10.21 Computer memory. The capacity of memory commonly available at retail has increased rapidly over time.7

  1. (a) Make a scatterplot of the data. The growth is much faster than linear.

  2. (b) Compute the logarithm of capacity and plot it against year. Are these points closer to a straight line?

  3. (c) Fit the simple linear regression model with logarithm of capacity as the response and year as the explanatory variable. Give a 90% confidence interval for the slope of the population regression line.

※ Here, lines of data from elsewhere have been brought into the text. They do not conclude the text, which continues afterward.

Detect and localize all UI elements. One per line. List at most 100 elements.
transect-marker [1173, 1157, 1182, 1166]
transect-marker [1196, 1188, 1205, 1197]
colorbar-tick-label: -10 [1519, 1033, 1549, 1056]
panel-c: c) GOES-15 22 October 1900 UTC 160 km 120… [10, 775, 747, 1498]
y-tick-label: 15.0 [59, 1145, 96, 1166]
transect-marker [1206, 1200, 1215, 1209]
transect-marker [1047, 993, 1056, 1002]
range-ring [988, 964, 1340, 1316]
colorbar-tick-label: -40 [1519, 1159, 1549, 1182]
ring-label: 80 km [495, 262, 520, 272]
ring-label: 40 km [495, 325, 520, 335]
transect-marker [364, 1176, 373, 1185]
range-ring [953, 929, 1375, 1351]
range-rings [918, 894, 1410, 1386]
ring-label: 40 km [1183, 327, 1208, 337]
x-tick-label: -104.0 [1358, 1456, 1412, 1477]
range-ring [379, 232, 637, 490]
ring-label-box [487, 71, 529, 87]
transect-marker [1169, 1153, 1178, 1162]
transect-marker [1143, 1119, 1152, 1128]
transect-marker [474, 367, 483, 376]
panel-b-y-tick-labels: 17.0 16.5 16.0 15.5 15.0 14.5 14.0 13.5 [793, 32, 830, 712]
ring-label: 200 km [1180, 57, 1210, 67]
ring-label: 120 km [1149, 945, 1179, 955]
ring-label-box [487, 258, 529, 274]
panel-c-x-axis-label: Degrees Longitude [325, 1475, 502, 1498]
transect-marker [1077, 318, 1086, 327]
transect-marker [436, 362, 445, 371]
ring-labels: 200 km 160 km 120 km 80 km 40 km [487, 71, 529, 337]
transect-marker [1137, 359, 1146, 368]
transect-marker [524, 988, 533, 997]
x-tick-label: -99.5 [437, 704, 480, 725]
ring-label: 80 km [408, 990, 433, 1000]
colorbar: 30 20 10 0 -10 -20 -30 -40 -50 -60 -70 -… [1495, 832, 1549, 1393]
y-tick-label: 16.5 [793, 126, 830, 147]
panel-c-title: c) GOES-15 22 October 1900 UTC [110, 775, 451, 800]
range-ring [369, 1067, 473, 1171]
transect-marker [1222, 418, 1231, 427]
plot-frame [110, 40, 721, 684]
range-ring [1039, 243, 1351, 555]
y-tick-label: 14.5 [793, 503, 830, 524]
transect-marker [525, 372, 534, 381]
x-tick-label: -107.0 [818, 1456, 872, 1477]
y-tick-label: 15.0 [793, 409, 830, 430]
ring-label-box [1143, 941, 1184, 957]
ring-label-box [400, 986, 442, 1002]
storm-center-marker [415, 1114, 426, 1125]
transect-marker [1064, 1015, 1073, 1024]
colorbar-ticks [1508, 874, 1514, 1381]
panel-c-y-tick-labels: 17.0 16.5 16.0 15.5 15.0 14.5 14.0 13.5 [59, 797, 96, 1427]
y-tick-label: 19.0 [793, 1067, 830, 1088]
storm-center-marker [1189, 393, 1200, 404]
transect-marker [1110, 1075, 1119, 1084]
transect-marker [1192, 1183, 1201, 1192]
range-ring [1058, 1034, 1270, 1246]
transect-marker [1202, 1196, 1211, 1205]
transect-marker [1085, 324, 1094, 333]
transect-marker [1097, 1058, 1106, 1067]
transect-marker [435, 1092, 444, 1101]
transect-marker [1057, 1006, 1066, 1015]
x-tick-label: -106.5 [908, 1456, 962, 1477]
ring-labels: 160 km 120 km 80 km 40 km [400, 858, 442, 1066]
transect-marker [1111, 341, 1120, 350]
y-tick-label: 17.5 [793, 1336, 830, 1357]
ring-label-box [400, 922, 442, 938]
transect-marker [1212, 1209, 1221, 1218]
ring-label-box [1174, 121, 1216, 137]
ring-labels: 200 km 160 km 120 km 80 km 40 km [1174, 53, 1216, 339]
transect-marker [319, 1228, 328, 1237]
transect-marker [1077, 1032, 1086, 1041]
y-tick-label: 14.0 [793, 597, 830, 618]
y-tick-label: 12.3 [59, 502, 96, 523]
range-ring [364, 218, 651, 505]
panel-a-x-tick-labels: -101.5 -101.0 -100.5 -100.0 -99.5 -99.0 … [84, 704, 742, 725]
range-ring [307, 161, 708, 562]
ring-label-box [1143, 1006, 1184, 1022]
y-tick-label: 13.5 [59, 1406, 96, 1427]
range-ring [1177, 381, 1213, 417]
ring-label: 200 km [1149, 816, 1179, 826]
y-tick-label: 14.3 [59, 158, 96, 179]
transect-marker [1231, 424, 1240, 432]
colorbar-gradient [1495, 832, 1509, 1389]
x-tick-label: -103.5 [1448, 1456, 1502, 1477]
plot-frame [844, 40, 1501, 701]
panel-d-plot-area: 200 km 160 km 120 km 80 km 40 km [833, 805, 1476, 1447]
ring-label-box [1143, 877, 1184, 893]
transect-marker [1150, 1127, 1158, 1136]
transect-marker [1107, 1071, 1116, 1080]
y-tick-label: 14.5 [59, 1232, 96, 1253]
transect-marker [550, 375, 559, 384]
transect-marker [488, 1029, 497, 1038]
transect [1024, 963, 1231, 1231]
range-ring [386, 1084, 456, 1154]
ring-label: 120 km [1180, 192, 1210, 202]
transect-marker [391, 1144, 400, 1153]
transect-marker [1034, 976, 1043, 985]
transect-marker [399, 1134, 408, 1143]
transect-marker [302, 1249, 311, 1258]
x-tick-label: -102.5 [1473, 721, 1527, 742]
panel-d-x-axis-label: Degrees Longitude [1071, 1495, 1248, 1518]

  4. (d) Write a brief summary describing the change in memory capacity over time using the confidence interval from part (c).

Question 10.22

image 10.22 Alternative model. Refer to Exercise 10.19. The number of tornadoes in 2004 is much larger than expected and the number in 2014 is much smaller than expected. In fact, most of the large positive and negative deviations occur later in time. This suggests there may not be constant variance. Because the response variable is a count, one can argue the variance is not constant (for example, see the Poisson distribution, page 329).

  1. (a) Take the natural logarithm of the count and refit the model. What is the least-squares regression line?

  2. (b) Check the residuals of this model. Does the linear regression model fit these data? Explain your answer.

  3. (c) When the response y is on the log scale, the slope approximates the percent change in y for a unit increase in x. Construct an approximate 95% confidence interval for the annual percent change.

  4. (d) Does this model also support the hypothesis that tornadoes have increased over time? Explain your answer.

  5. (e) Construct a prediction interval for the predicted number of tornadoes in 2015 and compare it with the interval from part (d) of Exercise 10.19. (Note: An approximate interval can be constructed by first obtaining a prediction interval for log y and then taking the antilog (inverse function of log) of each interval endpoint.)

  6. (f) Which of the two models (and prediction) do you prefer? Explain why.